CHICAGO--Edelman founder Daniel J. Edelman has passed away at the age of 92. 

Edelman, who launched the agency in 1952, died from heart failure after a lengthy period of ill health. He is survived by his wife Ruth Ann Rozumoff Edelman; his children Richard, Renee and John; and grandchildren Margot, Tory and Amanda Edelman.

Click here to read Paul Holmes' tribute to Dan Edelman.

As a leader in the development of the modern PR industry, Edelman pioneered many of the practices which are now standard in the field. Over the past 60 years, his firm, now under the leadership of CEO Richard Edelman, has grown to become the largest PR firm in the world, while retaining its independent status.

Born in New York in 1920, Edelman earned a graduate degree at the Columbia University Graduate School of Journalism, before being drafted into the Army in 1942.

He was assigned to the Intelligence unit of the 100th Infantry Division, which included the division’s PR operation. The role marked Edelman's first exposure to PR and saw him produce a daily newspaper for fellow soldiers. Later assigned to the Fifth Mobile Radio Broadcasting Company, Edelman analysed German propaganda, before winding up his military career in the US Army Information Control Division in Berlin.

Upon returning to civilian life in the US, Edelman parlayed his wartime contacts into a night shift position as a news writer for CBS in New York. His PR career began in earnest when he became a publicist at Musicraft Records, where he hit upon an idea to boost exposure for singer Mel Torme's show, in conjunction with sponsor Toni Company - packaging Torme’s latest records in an album designed to look like the Toni Wave Kit.

That idea eventually helped Edelman land a job in Chicago as PR director of Toni. After four years with the company, he decided to start his own firm, with Toni as his first client and Sara Lee as the second. When chosen by the California wine industry in 1966 to promote the region’s wines nationwide, Edelman retained movie star Vincent Price as a spokesman, marking one of the first uses of a celebrity in a PR campaign.

Other landmarks followed, including helping Concorde avoid a US ban; launching the first free consumer hotline for Butterball Turkey; building support for Maya Lin’s design for the Vietnam Veterans Memorial Wall; helping Advil make the switch from prescription to OTC; and, helping CBS in win its lawsuit with General William Westmoreland.

Meanwhile, his firm was expanding, opening offices in New York, Los Angeles and Washington, DC in the 1960s, and entering London in 1968.

Offices in other European cities soon followed, along with expansion into Asia-Pacific in the 1980s. Daniel Edelman has served as chairman of the firm since 1996, when Richard Edelman took on the CEO role. The last 20 years have seen major international growth at the firm, in Latin America, Europe and Asia-Pacific, along with the development of subsidiary companies under the Daniel J Edelman holding group banner.

Today, Edelman has 65 offices with more than 4,400 staff worldwide. In recent years, it has won numerous awards, including the Holmes Report's Global Agency of the Year in 2011 and North American Agency of the Year in 2012.

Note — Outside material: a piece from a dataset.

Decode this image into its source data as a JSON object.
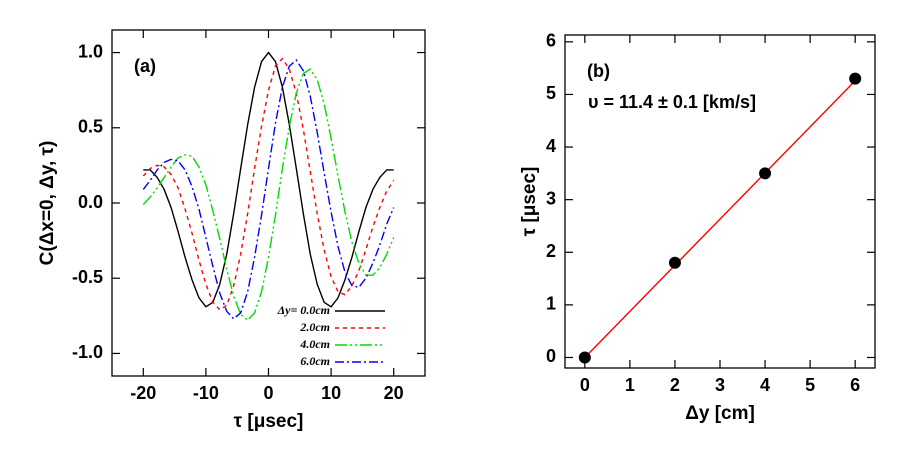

Edelman and his company have done work for many causes during his lifetime, including the Global Business Coalition on HIV/AIDS and Save the Children. He also supported The Chicago Project for Violence Prevention and served on the Board of the Committee for Economic Growth of Israel, the Illinois Children’s Hospital and Aid Society, Lyric Opera of Chicago, Northwestern University Music School and Save the Children Foundation. He is a former Chair of the University of Chicago Library Board. 

Edelman’s work and public service record received considerable recognition during his lifetime. He was named to the Chicago Hall of Fame, the University of Illinois-Chicago Entrepreneurial Hall of Fame and the Arthur Page Society Hall of Fame.

He was also the recipient of the Columbia University Graduate School of Journalism’s first annual Dean’s Medal for Professional Achievement and Public Service, and the  Publicity Club of Chicago’s first Lifetime Achievement Award.

Other honours include an award from the China Public Relations Association; the Gold Anvil award from the Public Relations Society of America;  the Communicator of the Year award from The Jewish United Fund. Recently, he was named a member of ICCO's Hall of Fame.